A bank in Austria. A big one, in fact.
It swallowed a debt-ridden rival during the depths of the original crash (sound familiar? Greece gets IMF money but there’s no realistic way they can pay anyway) and failed in the spring of 1931.
The panic spread to Germany, and bank runs began (sound familiar?- Greece gets a supposed bailout, but the CDS and bond markets for everyone else over there that are levered too highly continue to blow out?)
Bernanke claims to be a student of The Depression.
But like Hoover and our Fed of the day, during the original iteration of the credit collapse both The Fed and Administration refused to force de-leveraging and the recognition of losses; indeed, they did the opposite – they put in place programs to intentionally lie about asset quality and financial institution health.

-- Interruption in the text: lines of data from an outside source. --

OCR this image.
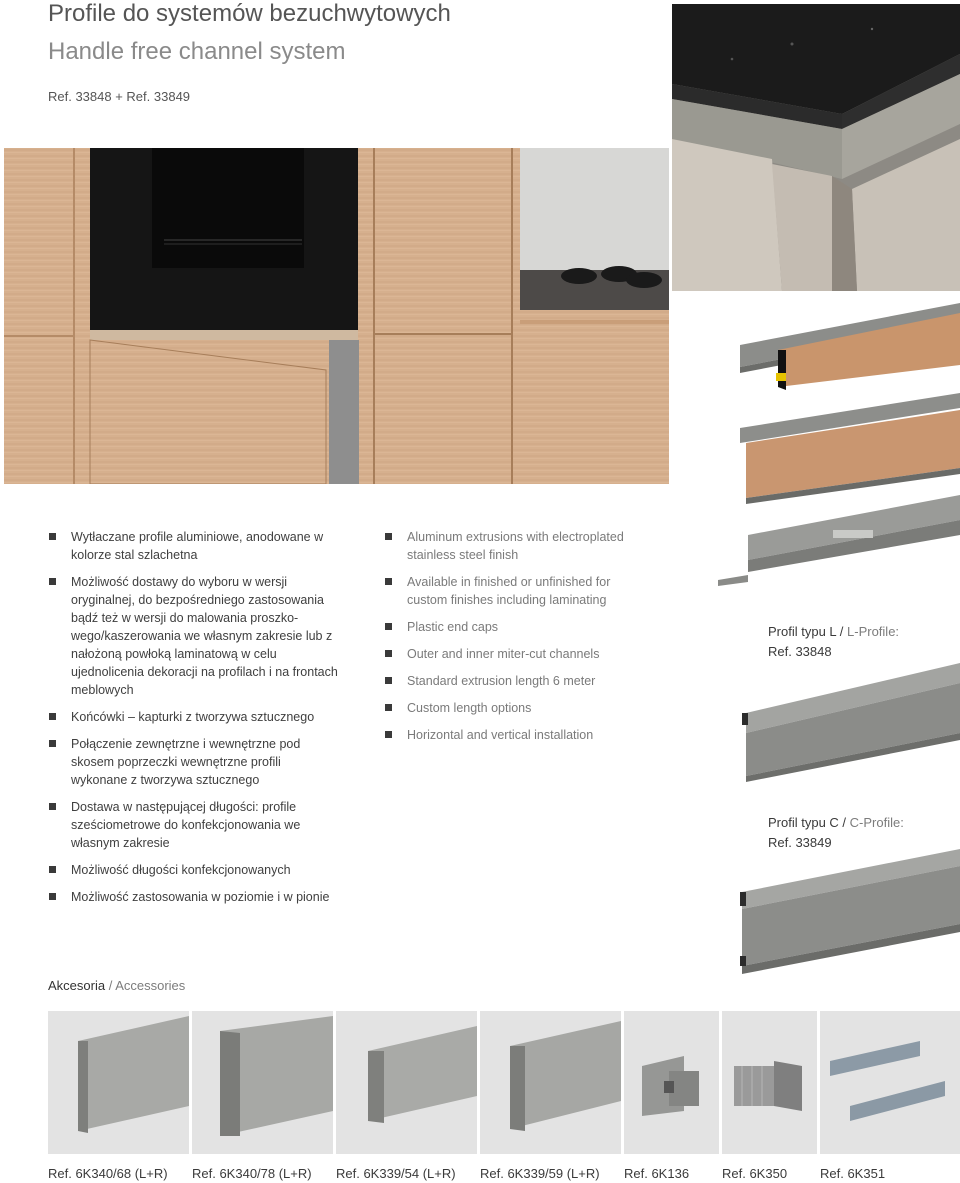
Profile do systemów bezuchwytowych
Handle free channel system
Ref. 33848 + Ref. 33849
Wytłaczane profile aluminiowe, anodowane w kolorze stal szlachetna
Możliwość dostawy do wyboru w wersji oryginalnej, do bezpośredniego zastosowania bądź też w wersji do malowania proszko-wego/kaszerowania we własnym zakresie lub z nałożoną powłoką laminatową w celu ujednolicenia dekoracji na profilach i na frontach meblowych
Końcówki – kapturki z tworzywa sztucznego
Połączenie zewnętrzne i wewnętrzne pod skosem poprzeczki wewnętrzne profili wykonane z tworzywa sztucznego
Dostawa w następującej długości: profile sześciometrowe do konfekcjonowania we własnym zakresie
Możliwość długości konfekcjonowanych
Możliwość zastosowania w poziomie i w pionie
Aluminum extrusions with electroplated stainless steel finish
Available in finished or unfinished for custom finishes including laminating
Plastic end caps
Outer and inner miter-cut channels
Standard extrusion length 6 meter
Custom length options
Horizontal and vertical installation
Profil typu L / L-Profile:
Ref. 33848
Profil typu C / C-Profile:
Ref. 33849
Akcesoria / Accessories
Ref. 6K340/68 (L+R) Ref. 6K340/78 (L+R) Ref. 6K339/54 (L+R) Ref. 6K339/59 (L+R) Ref. 6K136	Ref. 6K350	Ref. 6K351
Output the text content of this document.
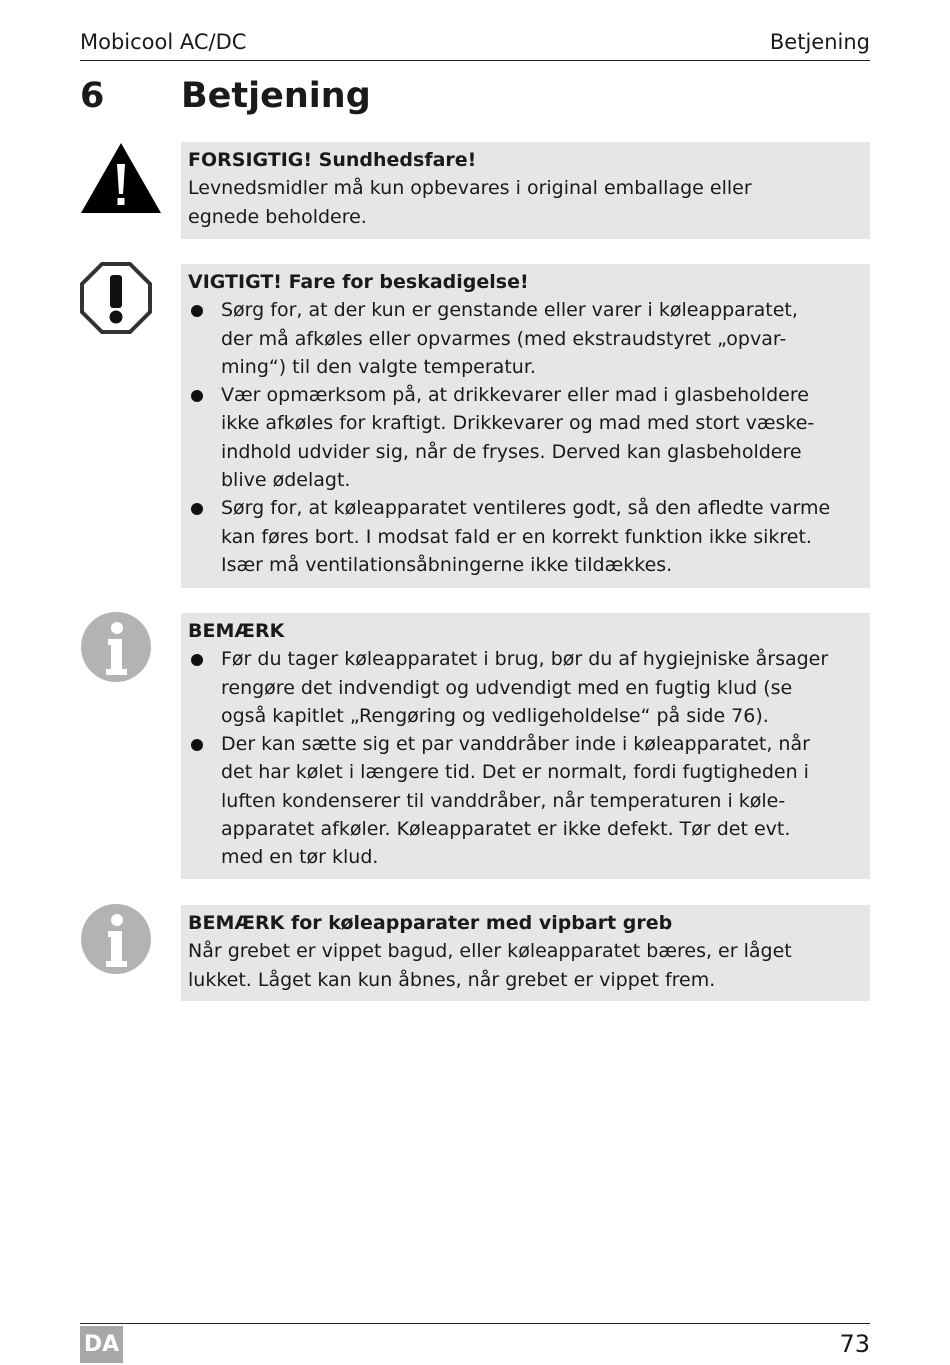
Mobicool AC/DC	Betjening
6 Betjening
FORSIGTIG! Sundhedsfare!
Levnedsmidler må kun opbevares i original emballage eller
egnede beholdere.
VIGTIGT! Fare for beskadigelse!
Sørg for, at der kun er genstande eller varer i køleapparatet,
der må afkøles eller opvarmes (med ekstraudstyret „opvar-
ming“) til den valgte temperatur.
Vær opmærksom på, at drikkevarer eller mad i glasbeholdere
ikke afkøles for kraftigt. Drikkevarer og mad med stort væske-
indhold udvider sig, når de fryses. Derved kan glasbeholdere
blive ødelagt.
Sørg for, at køleapparatet ventileres godt, så den afledte varme
kan føres bort. I modsat fald er en korrekt funktion ikke sikret.
Især må ventilationsåbningerne ikke tildækkes.
BEMÆRK
Før du tager køleapparatet i brug, bør du af hygiejniske årsager
rengøre det indvendigt og udvendigt med en fugtig klud (se
også kapitlet „Rengøring og vedligeholdelse“ på side 76).
Der kan sætte sig et par vanddråber inde i køleapparatet, når
det har kølet i længere tid. Det er normalt, fordi fugtigheden i
luften kondenserer til vanddråber, når temperaturen i køle-
apparatet afkøler. Køleapparatet er ikke defekt. Tør det evt.
med en tør klud.
BEMÆRK for køleapparater med vipbart greb
Når grebet er vippet bagud, eller køleapparatet bæres, er låget
lukket. Låget kan kun åbnes, når grebet er vippet frem.
DA	73
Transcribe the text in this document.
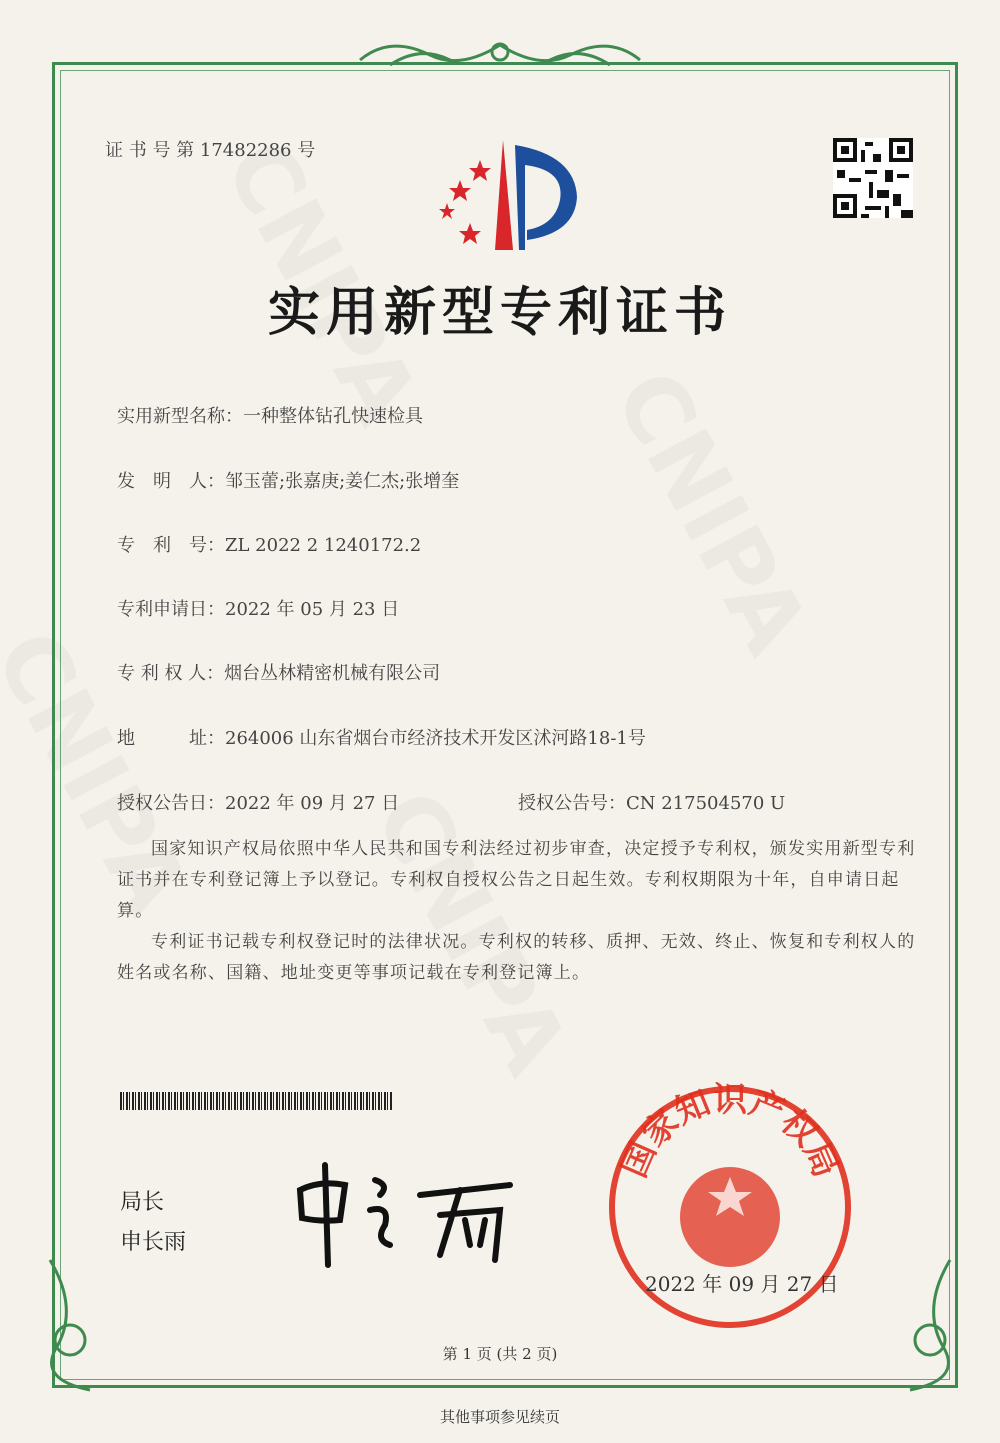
证 书 号 第 17482286 号
实用新型专利证书
实用新型名称：一种整体钻孔快速检具
发　明　人：邹玉蕾;张嘉庚;姜仁杰;张增奎
专　利　号：ZL 2022 2 1240172.2
专利申请日：2022 年 05 月 23 日
专 利 权 人：烟台丛林精密机械有限公司
地　　　址：264006 山东省烟台市经济技术开发区沭河路18-1号
授权公告日：2022 年 09 月 27 日	授权公告号：CN 217504570 U
国家知识产权局依照中华人民共和国专利法经过初步审查，决定授予专利权，颁发实用新型专利证书并在专利登记簿上予以登记。专利权自授权公告之日起生效。专利权期限为十年，自申请日起算。
专利证书记载专利权登记时的法律状况。专利权的转移、质押、无效、终止、恢复和专利权人的姓名或名称、国籍、地址变更等事项记载在专利登记簿上。
局长
申长雨
国家知识产权局
2022 年 09 月 27 日
第 1 页 (共 2 页)
其他事项参见续页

Now the latent insolvency that was already present has come to the forefront in Europe, exactly as I expected it would – that the second wave would not start here, in The United States.
I have said this, in fact, for nearly two years – when there was plenty of time to not make this mistake.
But just like in 1930, protecting the rich and powerful who screwed the nation out of its wealth and jobs was more important to the politicians and policy-makers than serving the people of the country and holding those who caused the crisis to account.
Now we are on the edge of realization of the same risks and outcomes that we had in the 1930s.
Doing the same thing over and expecting to get a different result is one common definition of insanity.
Ben Bernanke and President Obama are insane, and time to alter course either has – or shortly will – run out.